[Каждый из нас – беспонтовый пирожок]

[Каждый из нас – беспонтовый пирожок]

[Ту ту ту ту ту ту ту туууу туууу]

– Нравится? – Поинтересовался у меня пес.

– Что, именно?

– Песня?

– Да…

От него можно было ожидать чего угодно, поэтому на каждый вопрос, я отвечал с максимальной осторожностью.

– Мне тоже.

– Конечно, ведь ты плод моего воображения, тебе не может, не нравится то, что нравится мне.

– Отчасти ты прав, Эд.

– Почему, отчасти?

– Ты недооцениваешь меня, я нечто большее, чем размытая фигура твоей извращенной фантазии, стоящая у тебя за спиной.

Звучит жутковато.

[Наша страна полна жопа огурцов]

[Всякая страна полна жопа огурцов]

– Что ты хочешь этим сказать?

– Что я не просто тень, не просто твое мрачное отражение самого себя, и, уж точно, не твое злобное второе Я.

– Может, хватит говорить сраными загадками, и скажешь прямо, кто ты, блин, такой?

– Ты, правда, этого хочешь?

– Да, хочу.

Правда?

– Ты сам это выбрал, и тебе с этим жить.

Это всего лишь сон, не убьет же он меня во сне? Не думаю, что может что-то случится.

[Каждый день, я свою сумку, свою сумку охранял]

[Всю свою жизнь, я сумку охранял]

Видимо, песня проигрывалась заново, каждый раз, как заканчивалась.

– Тогда отправимся туда, где узришь ты ответ, на твой вопрос.

Если бы у Йоды была собачья версия, именно этот пес был бы ею. Мне уже надоедала его искусственно-пафосная манера речи.

Вдруг, ветер задул еще сильнее, и еще сильнее. Да так, что ветки деревьев начали отламываться, а мимо нас, прямо под нашим гамаком, пролетел огромный пень, на котором была, вырезанная ножом надпись: «Не смотри в красные глаза». Что это все значит?!

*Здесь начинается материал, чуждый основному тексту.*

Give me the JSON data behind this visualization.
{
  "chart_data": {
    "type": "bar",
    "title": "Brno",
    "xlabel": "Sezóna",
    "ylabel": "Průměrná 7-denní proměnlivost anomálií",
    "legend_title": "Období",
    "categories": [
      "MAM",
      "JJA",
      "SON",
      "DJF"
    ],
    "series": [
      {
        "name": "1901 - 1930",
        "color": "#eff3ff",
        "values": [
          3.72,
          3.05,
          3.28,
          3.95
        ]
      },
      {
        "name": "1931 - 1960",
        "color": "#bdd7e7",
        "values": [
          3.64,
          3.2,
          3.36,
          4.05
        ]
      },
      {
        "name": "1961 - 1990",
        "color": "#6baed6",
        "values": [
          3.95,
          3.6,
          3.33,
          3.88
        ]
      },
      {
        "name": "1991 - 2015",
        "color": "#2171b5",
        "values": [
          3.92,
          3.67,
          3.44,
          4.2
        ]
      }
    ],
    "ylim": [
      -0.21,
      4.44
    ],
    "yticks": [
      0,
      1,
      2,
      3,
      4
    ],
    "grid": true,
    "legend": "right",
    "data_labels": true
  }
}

Началось настоящее землетрясение, все вокруг рушилось, а земля начала подниматься и опускаться, словно под ней находился ад, который изрыгал свое зловещее дыхание. Вдруг, деревья начали отрываться от земли, вместе с корнями, и начали передвигаться, словно ноги, шаг за шагом, ломая все, на своем пути. Корни послужили деревьям неплохими ступнями. Пес не отрывал от меня глаз, пока я метался из стороны в сторону, прыгая по гамаку, как по батуту.

– Держись крепче.

– Легко говорить, ты, будто приклеен к этому гамаку.

– Держись! – Сказал он, голосом самого дьявола.

– Черт, я делаю все, что в моих силах.

– Может, это тебе поможет.

Он притянул силой мысли к себе этот чертов магнитофон, колючки, находящиеся на нем, вошли внутрь, и открылся подкасетник. Пес достал кассету, откуда, мне даже не хотелось знать, вставил ее магнитофон, иголки снова выскочили, и заиграла песня: Iggy Pop – The Passenger.

– И как мне это должно помочь?

Деревья до сих пор упорно шагали, круша все вокруг, а гамак качался из стороны в сторону, словно корабль-карусель.

Вдруг, в один момент, я просто приземлился на свою пятую точку, и тоже приклеился к гамаку. Пес ехидно улыбнулся, и закрыл глаза, видимо, наслаждаясь песней. В один момент все застыло, ноги-деревья остановились, и прямо передо мной упали те самые тетрадки, что лежали среди пивных банок. Я взял одну из них, и открыл, там были буквы, сотни букв, идущих подряд, случайные буквы. Я ничего не мог разобрать. Что мне с этим делать? На самих тетрадках была изображено утро, просто утренняя дорога, или утренний лес, деревья. Стоп. Это что, вид из такси, из моего окна? Напротив которого я заснул.

– Как ты?

– Ни хрена не понимаю.

– Тебе и не дано, понять это.

– Зачем ты тогда, притащил меня сюда?

– Ты сам этого хотел.

– Я хотел узнать кто ты.

– И до сих пор этого хочешь?

– Наверное…

Нет.

– Тогда, посмотри вниз.

Я осторожно подкрался к краю гамака, и узрел бесконечную пропасть, под нами, ей не было конца, лишь всепоглощающая и пугающая до мурашек – бездна. Мои руки задрожали, во рту пересохло, но, я вцепился в самый край изо всех сил, пытаясь не упасть туда, вниз.